A lifetime of service

Charles and Alma Ladd provide assistance and leadership around the community

A local couple that has been involved in just about every area of community service is being recognized for their contributions of time and talents.

Charles “Chuck” and Alma Ladd, of Camas, have been selected as Camas Days Senior Royalty.

Both said they were very surprised.

“I had never dreamed of being a king,” he said.

“It is a big honor, totally unexpected,” she said. “They’re very sneaky.”

Alma was referring to her fellow members of the General Federation of Women’s Clubs Camas-Washougal Women’s Club, who voted unanimously at their February meeting to endorse the Ladds for the Royal titles.

“These two deserving individuals are both life-long residents of Camas/Washougal, continue to devote countless hours to their community and are passionate about enhancing the lives of others through volunteer service,” the nomination letter states.

Alma is often referred to as “the plant lady,” at the Two Rivers Heritage Museum, in Washougal. In addition to serving as the chairwoman of plant sales, she has watered, weeded, mowed, dug and planted much of the greenery on the museum’s grounds. Charles has assisted with those efforts.

Alma served 14 years as volunteer coordinator at the museum. Charles has helped with tours there.

He recalled startling a girl who thought he was a mannequin.

“I was sitting still, and I moved my head,” Charles remembered.

Alma is the vice president of the Camas-Washougal Historical Society. She also served as the refreshment chairman and provided food for the volunteers who reset historical scenes and displays.

Her ancestors homesteaded in the Mount Pleasant area in 1909.

Alma, 70, and Charles, 73, have been married for 49 years.

“We are getting old, but it beats the alternative,” she said. “Birthdays are definitely something to celebrate.”

Charles graduated from Camas High School in 1961, and Alma graduated from Washougal High School two years later.

They met at Smitty’s Restaurant, in Camas, when she was a waitress.

Charles was a Washougal police officer for two years when he was disabled in a high-speed car chase May 24, 1969. The accident left him in a coma, and he spent five weeks in an intensive care unit. After two months recovering in a hospital, Charles — then a police sergeant — underwent additional surgeries.

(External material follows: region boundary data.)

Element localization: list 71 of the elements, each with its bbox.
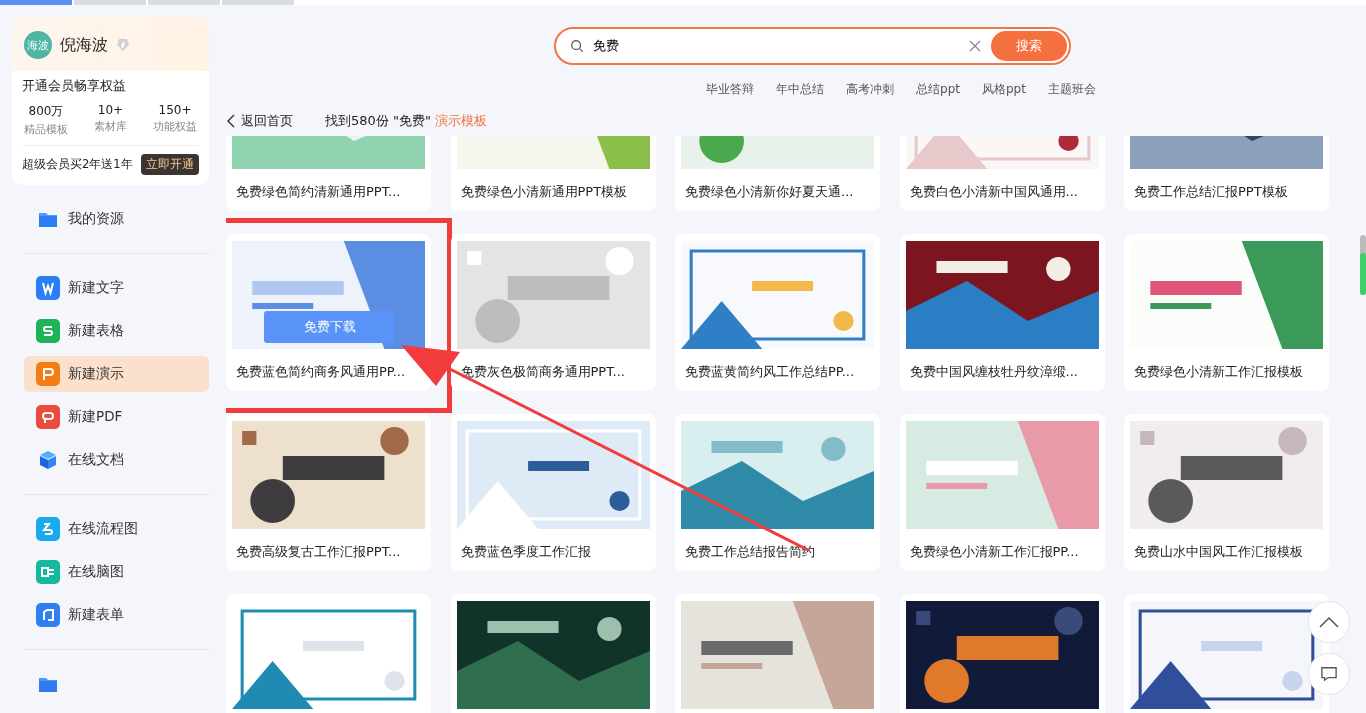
hot-tag-link[interactable]: 毕业答辩 [706, 81, 755, 98]
template-card[interactable]: 免费中国风缠枝牡丹纹漳缎... [899, 234, 1105, 391]
flowchart-icon [36, 517, 60, 541]
template-title: 免费高级复古工作汇报PPT... [235, 543, 402, 561]
template-title: 免费灰色极简商务通用PPT... [459, 363, 626, 381]
nav-item[interactable]: 在线脑图 [24, 554, 209, 590]
scrollbar[interactable] [1360, 235, 1366, 295]
template-title: 免费工作总结汇报PPT模板 [1133, 183, 1289, 201]
template-card[interactable]: 免费山水中国风工作汇报模板 [1124, 414, 1329, 571]
template-card[interactable]: 免费灰色极简商务通用PPT... [450, 234, 656, 391]
template-title: 免费白色小清新中国风通用... [908, 183, 1079, 201]
template-title: 免费绿色小清新工作汇报PP... [908, 543, 1080, 561]
hot-tag-link[interactable]: 年中总结 [776, 81, 825, 98]
badge-icon [116, 38, 130, 52]
template-card[interactable]: 免费蓝黄简约风工作总结PP... [675, 234, 880, 391]
document-icon [36, 276, 60, 300]
template-title: 免费绿色小清新工作汇报模板 [1133, 363, 1304, 381]
template-card[interactable]: 免费工作总结汇报PPT模板 [1124, 136, 1329, 211]
nav-item[interactable]: 新建演示 [24, 356, 209, 392]
search-field[interactable]: 免费 搜索 [554, 27, 1071, 65]
promo-title: 开通会员畅享权益 [22, 77, 127, 95]
template-title: 免费蓝黄简约风工作总结PP... [684, 363, 856, 381]
nav-item[interactable]: 我的资源 [24, 201, 209, 237]
user-name: 倪海波 [60, 34, 108, 56]
template-title: 免费蓝色简约商务风通用PP... [235, 363, 407, 381]
template-card[interactable]: 免费下载 免费蓝色简约商务风通用PP... [226, 234, 431, 391]
template-title: 免费中国风缠枝牡丹纹漳缎... [908, 363, 1079, 381]
stat-value: 150+ [157, 103, 193, 117]
spreadsheet-icon [36, 319, 60, 343]
search-icon [570, 39, 584, 53]
template-card[interactable]: 免费绿色小清新你好夏天通... [675, 136, 880, 211]
template-title: 免费山水中国风工作汇报模板 [1133, 543, 1304, 561]
hot-tag-link[interactable]: 风格ppt [982, 81, 1026, 98]
pdf-icon [36, 405, 60, 429]
template-title: 免费绿色小清新你好夏天通... [684, 183, 855, 201]
nav-item[interactable]: 在线流程图 [24, 511, 209, 547]
nav-item[interactable]: 新建文字 [24, 270, 209, 306]
template-card[interactable]: 免费白色小清新中国风通用... [899, 136, 1105, 211]
template-card[interactable]: 免费绿色小清新工作汇报模板 [1124, 234, 1329, 391]
template-card[interactable]: 免费绿色小清新通用PPT模板 [450, 136, 656, 211]
template-title: 免费绿色简约清新通用PPT... [235, 183, 402, 201]
stat-label: 功能权益 [153, 119, 197, 134]
stat-value: 800万 [27, 103, 65, 120]
close-icon[interactable] [969, 40, 981, 52]
nav-item[interactable]: 新建表格 [24, 313, 209, 349]
hot-tag-link[interactable]: 总结ppt [916, 81, 960, 98]
chat-icon [1320, 666, 1338, 682]
template-card[interactable]: 免费绿色小清新工作汇报PP... [899, 414, 1105, 571]
hot-tag-link[interactable]: 主题班会 [1047, 81, 1096, 98]
hot-tag-link[interactable]: 高考冲刺 [846, 81, 895, 98]
search-input[interactable]: 免费 [591, 37, 969, 55]
nav-item[interactable]: 新建表单 [24, 597, 209, 633]
template-title: 免费蓝色季度工作汇报 [459, 543, 592, 561]
offer-text: 超级会员买2年送1年 [22, 157, 133, 172]
mindmap-icon [36, 560, 60, 584]
template-title: 免费绿色小清新通用PPT模板 [459, 183, 629, 201]
form-icon [36, 603, 60, 627]
template-card[interactable]: 免费蓝色季度工作汇报 [450, 414, 656, 571]
chevron-up-icon [1319, 616, 1339, 628]
nav-item[interactable]: 新建PDF [24, 399, 209, 435]
template-card[interactable]: 免费高级复古工作汇报PPT... [226, 414, 431, 571]
chevron-left-icon[interactable] [227, 114, 235, 128]
open-button[interactable]: 立即开通 [141, 154, 199, 175]
stat-value: 10+ [96, 103, 125, 117]
result-count: 找到580份 "免费" [325, 112, 431, 130]
presentation-icon [36, 362, 60, 386]
template-card[interactable]: 免费绿色简约清新通用PPT... [226, 136, 431, 211]
back-link[interactable]: 返回首页 [227, 112, 293, 130]
nav-item[interactable]: 在线文档 [24, 442, 209, 478]
stat-label: 精品模板 [24, 122, 68, 137]
stat-label: 素材库 [94, 119, 127, 134]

Alma was injured in a car accident in 1998, which resulted in head injuries and memory loss.

“These two life-long volunteers embrace the circumstances of life and never lose sight of the passion they have for their community,” the nomination letter stated.

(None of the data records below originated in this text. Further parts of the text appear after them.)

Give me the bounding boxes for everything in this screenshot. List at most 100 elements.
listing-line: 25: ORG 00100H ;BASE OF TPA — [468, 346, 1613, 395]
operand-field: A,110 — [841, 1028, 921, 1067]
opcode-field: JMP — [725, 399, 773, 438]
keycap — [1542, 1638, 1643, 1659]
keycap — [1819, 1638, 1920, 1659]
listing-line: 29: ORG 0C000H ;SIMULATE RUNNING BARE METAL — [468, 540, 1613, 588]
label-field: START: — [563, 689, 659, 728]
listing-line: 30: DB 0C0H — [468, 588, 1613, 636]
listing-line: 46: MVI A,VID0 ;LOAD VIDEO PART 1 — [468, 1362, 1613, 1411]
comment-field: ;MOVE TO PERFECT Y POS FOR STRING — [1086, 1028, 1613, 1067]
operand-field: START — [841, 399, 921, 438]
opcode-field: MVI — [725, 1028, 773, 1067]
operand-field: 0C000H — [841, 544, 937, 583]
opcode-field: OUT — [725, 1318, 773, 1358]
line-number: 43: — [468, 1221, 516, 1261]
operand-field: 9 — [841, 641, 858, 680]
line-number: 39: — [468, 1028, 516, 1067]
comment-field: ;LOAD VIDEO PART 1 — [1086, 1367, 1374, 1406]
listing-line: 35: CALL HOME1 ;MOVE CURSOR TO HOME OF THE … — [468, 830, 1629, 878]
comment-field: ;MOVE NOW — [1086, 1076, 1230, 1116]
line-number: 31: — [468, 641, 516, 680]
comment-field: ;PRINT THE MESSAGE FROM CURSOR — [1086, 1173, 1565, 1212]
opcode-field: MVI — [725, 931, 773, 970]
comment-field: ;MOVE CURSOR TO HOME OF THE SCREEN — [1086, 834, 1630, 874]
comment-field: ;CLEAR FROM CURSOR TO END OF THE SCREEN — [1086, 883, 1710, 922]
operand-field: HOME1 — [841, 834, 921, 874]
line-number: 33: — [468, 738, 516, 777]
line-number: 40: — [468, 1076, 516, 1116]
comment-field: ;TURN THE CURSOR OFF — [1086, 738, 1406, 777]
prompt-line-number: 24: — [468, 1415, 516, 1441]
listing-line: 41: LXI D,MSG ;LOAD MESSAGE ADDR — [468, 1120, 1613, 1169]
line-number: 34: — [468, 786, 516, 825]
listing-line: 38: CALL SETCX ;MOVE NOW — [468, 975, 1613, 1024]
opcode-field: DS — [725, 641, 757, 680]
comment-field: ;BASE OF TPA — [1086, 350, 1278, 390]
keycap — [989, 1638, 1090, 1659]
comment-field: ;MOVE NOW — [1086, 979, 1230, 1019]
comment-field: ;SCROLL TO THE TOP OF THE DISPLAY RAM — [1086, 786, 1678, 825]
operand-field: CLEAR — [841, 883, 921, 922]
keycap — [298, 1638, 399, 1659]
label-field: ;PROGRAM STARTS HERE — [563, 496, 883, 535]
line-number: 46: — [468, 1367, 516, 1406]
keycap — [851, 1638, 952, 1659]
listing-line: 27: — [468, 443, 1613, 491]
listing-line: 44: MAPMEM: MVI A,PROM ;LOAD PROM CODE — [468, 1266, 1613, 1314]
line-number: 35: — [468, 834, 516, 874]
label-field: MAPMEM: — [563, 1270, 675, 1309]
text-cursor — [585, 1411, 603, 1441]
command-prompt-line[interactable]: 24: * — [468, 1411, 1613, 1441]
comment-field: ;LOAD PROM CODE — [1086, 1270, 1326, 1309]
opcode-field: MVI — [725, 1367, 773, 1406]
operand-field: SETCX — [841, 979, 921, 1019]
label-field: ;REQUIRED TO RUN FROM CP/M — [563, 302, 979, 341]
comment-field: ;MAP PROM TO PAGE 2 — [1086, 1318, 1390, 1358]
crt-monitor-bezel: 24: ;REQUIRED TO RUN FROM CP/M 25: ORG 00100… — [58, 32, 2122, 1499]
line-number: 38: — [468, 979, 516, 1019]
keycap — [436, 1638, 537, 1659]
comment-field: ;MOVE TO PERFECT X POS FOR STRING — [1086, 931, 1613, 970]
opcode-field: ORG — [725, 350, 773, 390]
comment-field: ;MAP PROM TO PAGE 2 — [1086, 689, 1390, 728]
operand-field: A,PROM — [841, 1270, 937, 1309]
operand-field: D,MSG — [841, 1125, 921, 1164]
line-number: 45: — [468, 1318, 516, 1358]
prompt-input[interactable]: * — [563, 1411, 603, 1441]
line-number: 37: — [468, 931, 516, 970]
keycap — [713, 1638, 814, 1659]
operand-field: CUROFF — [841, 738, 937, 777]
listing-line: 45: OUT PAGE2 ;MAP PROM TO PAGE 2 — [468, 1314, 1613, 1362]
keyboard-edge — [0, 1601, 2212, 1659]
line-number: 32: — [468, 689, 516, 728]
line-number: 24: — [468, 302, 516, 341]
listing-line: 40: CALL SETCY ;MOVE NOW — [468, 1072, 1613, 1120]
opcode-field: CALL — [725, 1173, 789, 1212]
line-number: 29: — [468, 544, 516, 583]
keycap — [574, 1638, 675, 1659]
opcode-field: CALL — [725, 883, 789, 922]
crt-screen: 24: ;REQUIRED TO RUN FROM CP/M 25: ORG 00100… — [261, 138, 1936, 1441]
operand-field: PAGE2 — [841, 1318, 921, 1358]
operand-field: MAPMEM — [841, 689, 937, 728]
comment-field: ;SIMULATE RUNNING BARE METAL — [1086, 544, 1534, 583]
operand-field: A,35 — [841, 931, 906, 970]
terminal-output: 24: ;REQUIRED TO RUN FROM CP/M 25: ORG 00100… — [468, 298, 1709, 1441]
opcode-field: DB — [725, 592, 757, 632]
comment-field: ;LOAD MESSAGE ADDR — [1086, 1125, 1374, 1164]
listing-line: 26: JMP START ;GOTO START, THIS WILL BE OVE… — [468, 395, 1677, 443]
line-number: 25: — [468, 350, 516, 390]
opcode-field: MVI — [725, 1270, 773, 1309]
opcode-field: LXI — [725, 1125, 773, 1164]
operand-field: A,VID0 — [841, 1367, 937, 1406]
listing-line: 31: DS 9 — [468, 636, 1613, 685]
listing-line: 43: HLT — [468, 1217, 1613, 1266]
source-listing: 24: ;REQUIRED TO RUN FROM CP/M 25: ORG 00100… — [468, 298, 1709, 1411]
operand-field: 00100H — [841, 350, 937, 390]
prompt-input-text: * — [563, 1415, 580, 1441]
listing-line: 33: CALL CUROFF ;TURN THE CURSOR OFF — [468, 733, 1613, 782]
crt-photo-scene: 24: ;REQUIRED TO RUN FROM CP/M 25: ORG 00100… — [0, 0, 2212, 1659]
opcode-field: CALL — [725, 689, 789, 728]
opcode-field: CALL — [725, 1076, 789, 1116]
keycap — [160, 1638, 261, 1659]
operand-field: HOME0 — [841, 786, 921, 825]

Alma joined the GFWC C/W Women’s Club in 1973 and has served in many local, district and state leadership roles related to that organization. As a member of LaCamas Navy Mothers Club 570, she has served meals to veterans during a “Stand Down” event, at the Armed Forces Reserve Center, in Vancouver.

Friendships are among the rewards of volunteering, she said.

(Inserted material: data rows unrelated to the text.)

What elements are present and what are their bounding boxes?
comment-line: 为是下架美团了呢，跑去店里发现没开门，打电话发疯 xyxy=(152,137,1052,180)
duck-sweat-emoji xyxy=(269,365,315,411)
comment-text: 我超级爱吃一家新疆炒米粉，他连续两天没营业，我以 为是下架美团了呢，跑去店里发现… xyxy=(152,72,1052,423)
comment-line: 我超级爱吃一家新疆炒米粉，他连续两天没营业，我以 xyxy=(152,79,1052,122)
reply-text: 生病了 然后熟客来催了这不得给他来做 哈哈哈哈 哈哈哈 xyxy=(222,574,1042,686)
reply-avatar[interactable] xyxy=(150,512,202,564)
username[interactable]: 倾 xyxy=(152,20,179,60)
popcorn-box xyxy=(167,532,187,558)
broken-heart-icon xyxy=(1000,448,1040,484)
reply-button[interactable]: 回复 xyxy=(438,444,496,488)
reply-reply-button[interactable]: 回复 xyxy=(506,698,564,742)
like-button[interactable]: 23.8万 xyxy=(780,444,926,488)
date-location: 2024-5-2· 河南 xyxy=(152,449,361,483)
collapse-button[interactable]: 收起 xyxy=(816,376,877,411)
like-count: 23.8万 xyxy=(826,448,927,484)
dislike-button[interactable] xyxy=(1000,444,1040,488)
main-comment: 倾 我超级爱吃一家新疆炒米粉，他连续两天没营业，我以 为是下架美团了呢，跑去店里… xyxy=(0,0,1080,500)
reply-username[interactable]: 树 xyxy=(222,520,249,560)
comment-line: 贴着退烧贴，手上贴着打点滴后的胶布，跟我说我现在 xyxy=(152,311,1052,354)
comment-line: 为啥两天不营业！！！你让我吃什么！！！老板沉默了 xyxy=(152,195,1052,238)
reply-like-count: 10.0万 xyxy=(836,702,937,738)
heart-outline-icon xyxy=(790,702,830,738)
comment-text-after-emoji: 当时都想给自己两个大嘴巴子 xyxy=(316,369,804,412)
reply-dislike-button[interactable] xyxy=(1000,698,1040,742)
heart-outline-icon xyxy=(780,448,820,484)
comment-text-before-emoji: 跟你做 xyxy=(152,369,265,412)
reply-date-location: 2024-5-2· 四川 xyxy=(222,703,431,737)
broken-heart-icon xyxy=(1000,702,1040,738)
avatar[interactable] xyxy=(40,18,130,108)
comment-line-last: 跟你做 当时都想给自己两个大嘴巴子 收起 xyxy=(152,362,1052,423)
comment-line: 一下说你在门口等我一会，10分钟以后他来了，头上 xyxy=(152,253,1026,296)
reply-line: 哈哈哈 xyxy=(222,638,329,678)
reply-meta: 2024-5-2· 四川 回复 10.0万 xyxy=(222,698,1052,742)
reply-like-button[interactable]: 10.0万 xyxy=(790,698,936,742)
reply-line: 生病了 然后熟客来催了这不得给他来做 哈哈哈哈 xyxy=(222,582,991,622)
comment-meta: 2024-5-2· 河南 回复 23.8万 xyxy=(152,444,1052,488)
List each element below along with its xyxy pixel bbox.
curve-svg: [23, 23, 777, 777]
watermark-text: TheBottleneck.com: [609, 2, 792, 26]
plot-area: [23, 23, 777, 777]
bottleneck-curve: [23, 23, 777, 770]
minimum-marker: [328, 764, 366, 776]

Alma and Charles, both cancer survivors, have participated in the Relay for Life of East Clark County, a fundraiser for the American Cancer Society. She has served three years as captain of the GFWC “Alma’s Avengers” relay team.

The Ladds have served coffee and homemade cookies at the Gee Creek rest stop, while collecting donations for the GFWC.

“You meet all kinds of interesting people,” Alma said.

She has assembled bags for children testifying at the Clark County Courthouse.

“They include books and crayons, to entertain them,” she said.

The Ladds assemble bags for children involved in the “Operation Smile” program. The contents include muslin dolls that children can color their new smiles on.

The Holly House, a domestic violence shelter in Skamania County, has also benefited with “welcome bags” of toiletries and “move out kits,” containing blankets, sheets, pots and pans and detergent.

Charles has taught cake decorating, and Alma led a class in creating panoramic sugar eggs through Camas Community Education.

Alma was a Girl Scouts leader for seven years, and she was a day camp leader at Camp Currie. That same camp, in Camas, is where Charles sanded picnic tables.

Alma credits her mother, Lois Jemtegaard, for getting her into volunteering. Jemtegaard’s community involvement has included making candies and serving refreshments at the Veterans Administration Hospital, in Vancouver.